Not one word about forced unionism. We have to go elsewhere to get the rest of the story. RedState provides it: all five are forced-unionism states:
The fact that forced-union states have been losing taxpayers shouldn’t come as a surprise. The trend has been occurring for decades. Year after year, taxpayers are merely moving to where there is a more favorable climate–both literally and figuratively.
Typically, where there are laws giving union bosses the power to force workers to pay unions or be fired, union bosses also have the power to get politicians elected that will raise taxes and enact legislation that make the state unattractive to running a business.
As a result, when businesses find a state hostile to business, they either close or move–leaving fewer jobs in the state.
RedState then picks on New Jersey as the best (or worst) example to prove the point. I’m originally from New Jersey. When we left for Colorado back in 1964 we left for many good reasons. We’ve never looked back. Here’s the situation today in the Garden State:
Despite GOP Governor Chris Christie, the relationship between union bosses and New Jersey’s Democrat politicians is tight.

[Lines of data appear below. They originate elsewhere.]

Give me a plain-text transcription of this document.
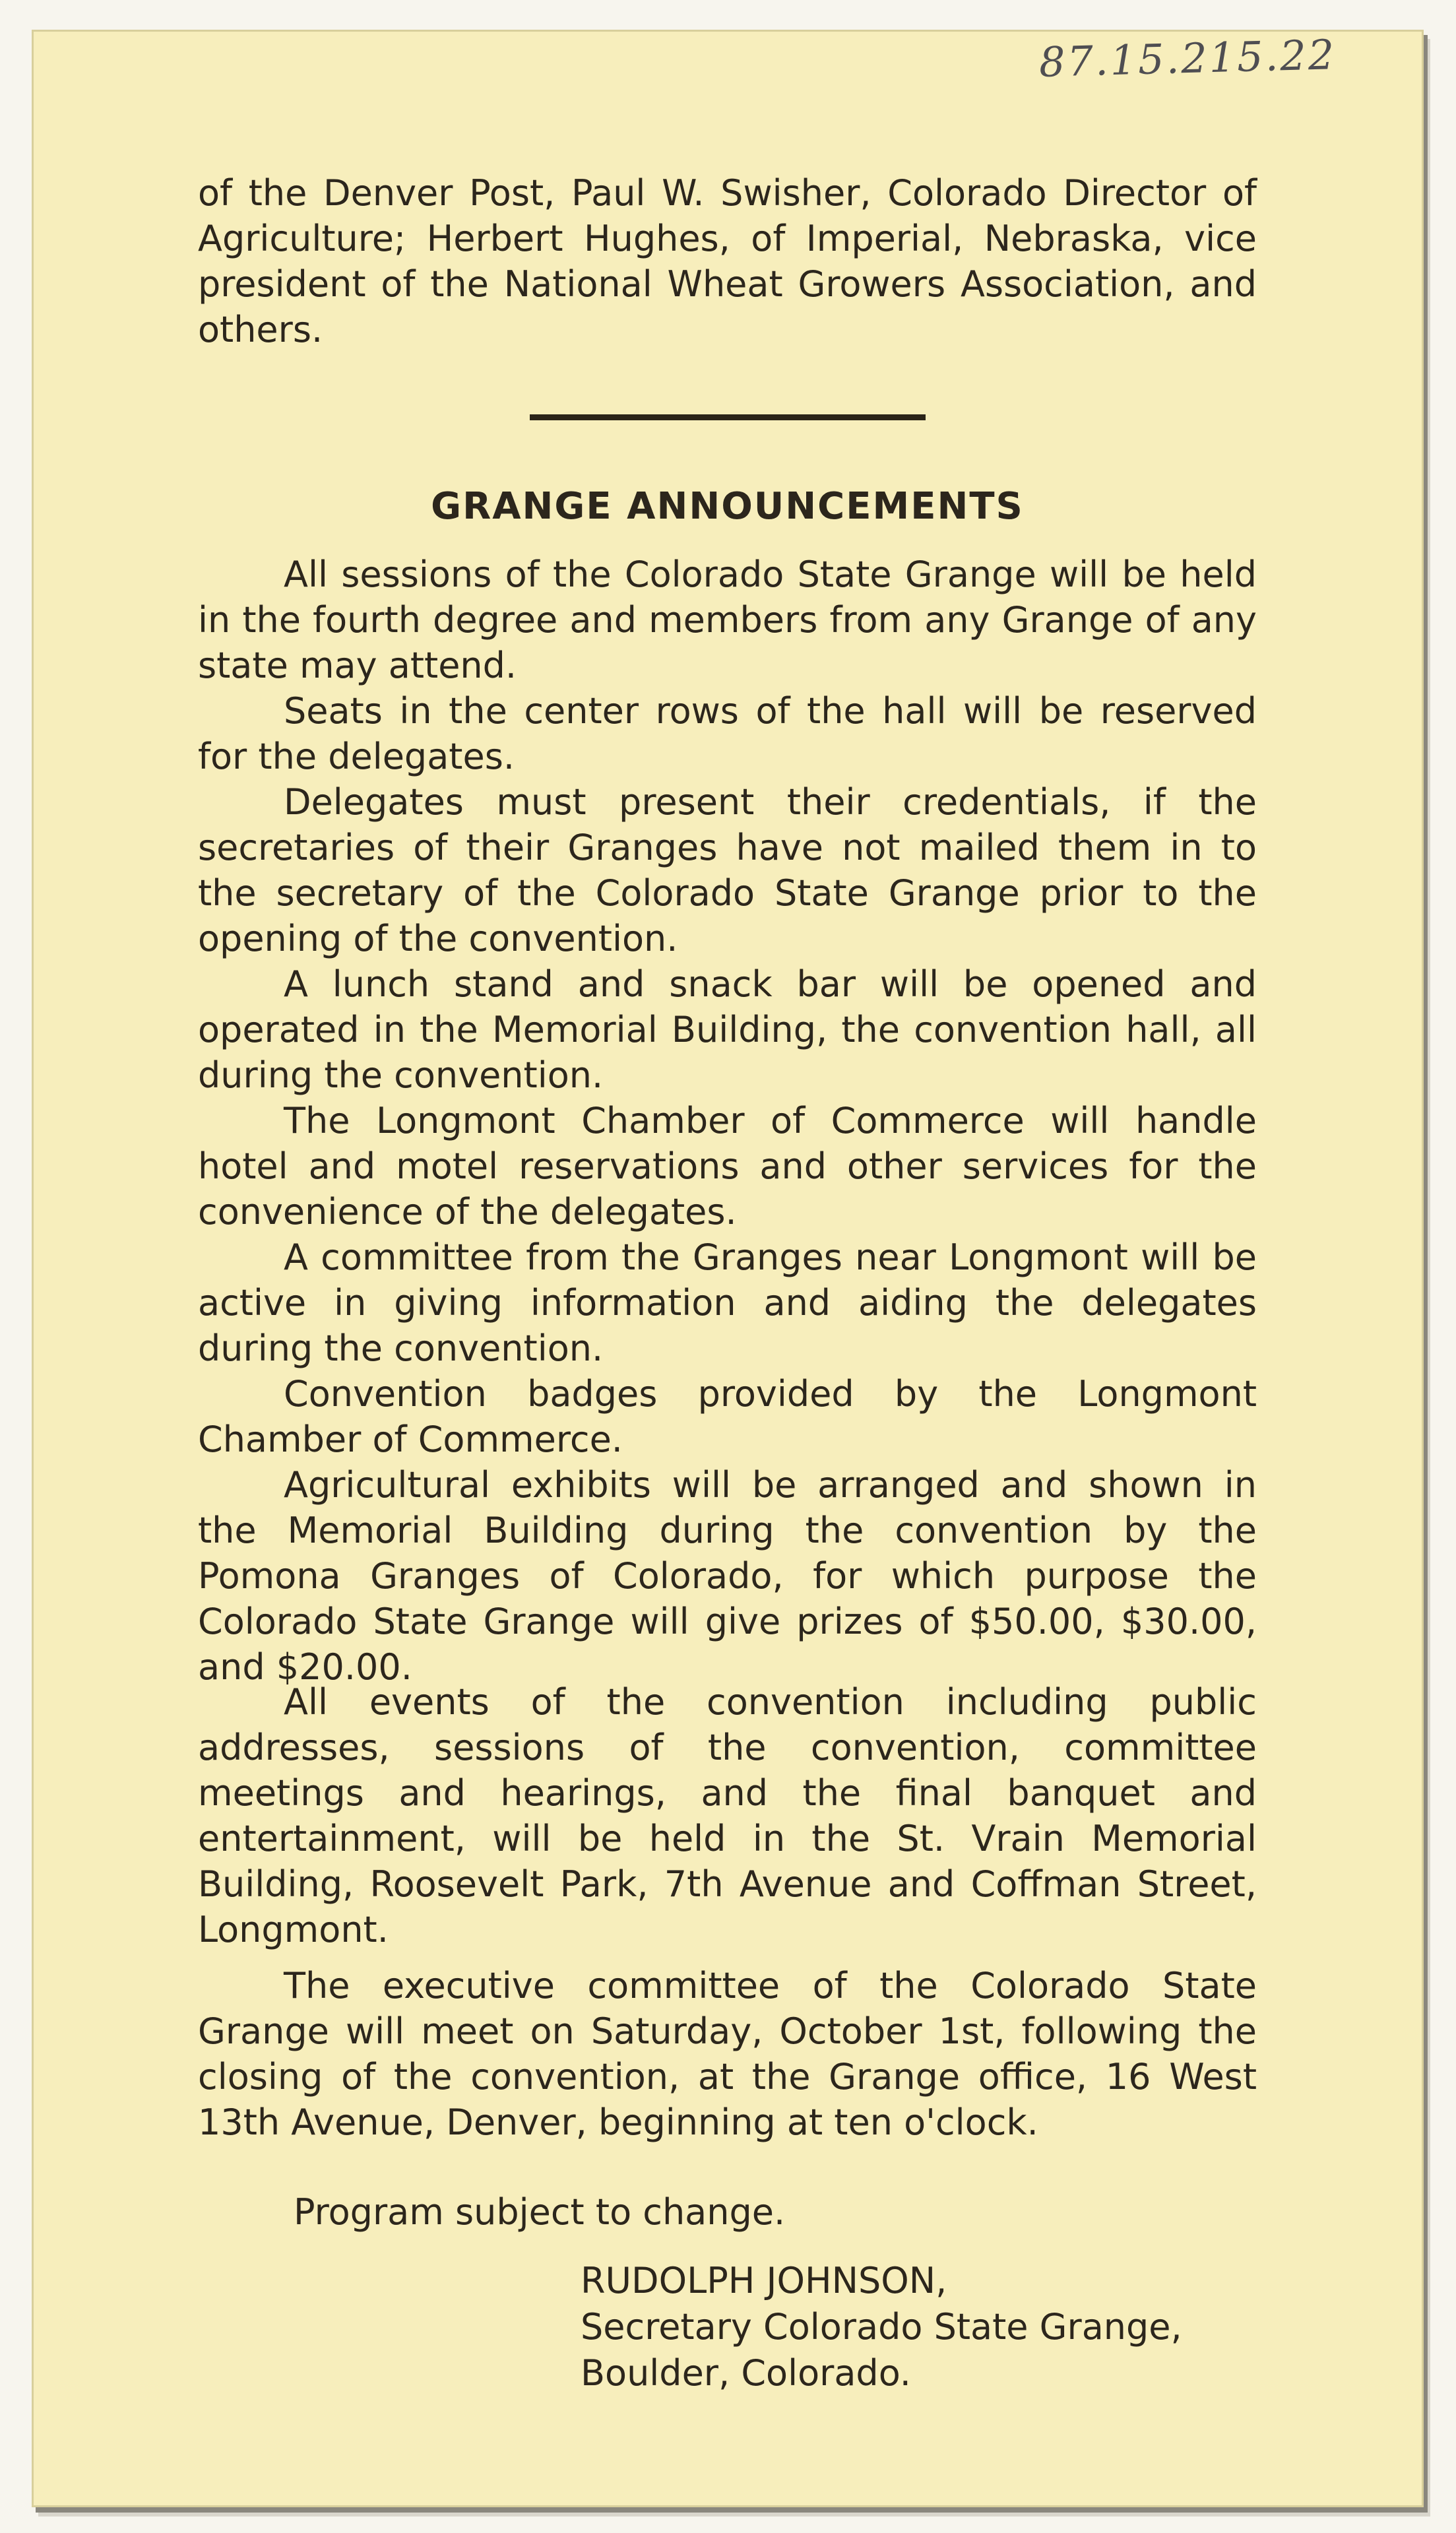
87.15.215.22

of the Denver Post, Paul W. Swisher, Colorado Director of Agriculture; Herbert Hughes, of Imperial, Nebraska, vice president of the National Wheat Growers Association, and others.

GRANGE ANNOUNCEMENTS

All sessions of the Colorado State Grange will be held in the fourth degree and members from any Grange of any state may attend.

Seats in the center rows of the hall will be reserved for the delegates.

Delegates must present their credentials, if the secretaries of their Granges have not mailed them in to the secretary of the Colorado State Grange prior to the opening of the convention.

A lunch stand and snack bar will be opened and operated in the Memorial Building, the convention hall, all during the convention.

The Longmont Chamber of Commerce will handle hotel and motel reservations and other services for the convenience of the delegates.

A committee from the Granges near Longmont will be active in giving information and aiding the delegates during the convention.

Convention badges provided by the Longmont Chamber of Commerce.

Agricultural exhibits will be arranged and shown in the Memorial Building during the convention by the Pomona Granges of Colorado, for which purpose the Colorado State Grange will give prizes of $50.00, $30.00, and $20.00.

All events of the convention including public addresses, sessions of the convention, committee meetings and hearings, and the final banquet and entertainment, will be held in the St. Vrain Memorial Building, Roosevelt Park, 7th Avenue and Coffman Street, Longmont.

The executive committee of the Colorado State Grange will meet on Saturday, October 1st, following the closing of the convention, at the Grange office, 16 West 13th Avenue, Denver, beginning at ten o'clock.

Program subject to change.
RUDOLPH JOHNSON,
Secretary Colorado State Grange,
Boulder, Colorado.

As an example, State Senate President Steve Sweeney is a union representative and, prior to becoming a getting elected, Chris Christie’s predecessor, disgraced 1%-er Jon Corzine, had a very public relationship with the president of the state’s largest public-sector union that raised numerous questions during his administration.
Now, with the nation’s 4th largest debt among the states ($282 billion in the hole), life for New Jersey’s taxpayers is expensive to say the least–and it does not look like that fact will change anytime soon.
As the nation’s most densely populated state, New Jersey taxpayers are saddled with the highest property taxes in the nation, the Garden State is also rated among the highest business-tax states and falls to within the top ten of states that impose the highest tax burden overall.
And it’s about to get more expensive. Hurricane Sandy destroyed many homes on the Jersey shore that cannot be rebuilt without incurring vastly higher costs due to environmental regulations. A home (according to my brother who lives in Mantoloking) a home that had a market value of $500,000 prior to Sandy will cost $1 million to replace.
It’s not just the unions. It’s the mindset against free markets and the government-knows-best attitude that’s driving (literally) people away.
A lot of them are moving to Colorado, just like we did almost 50 years ago.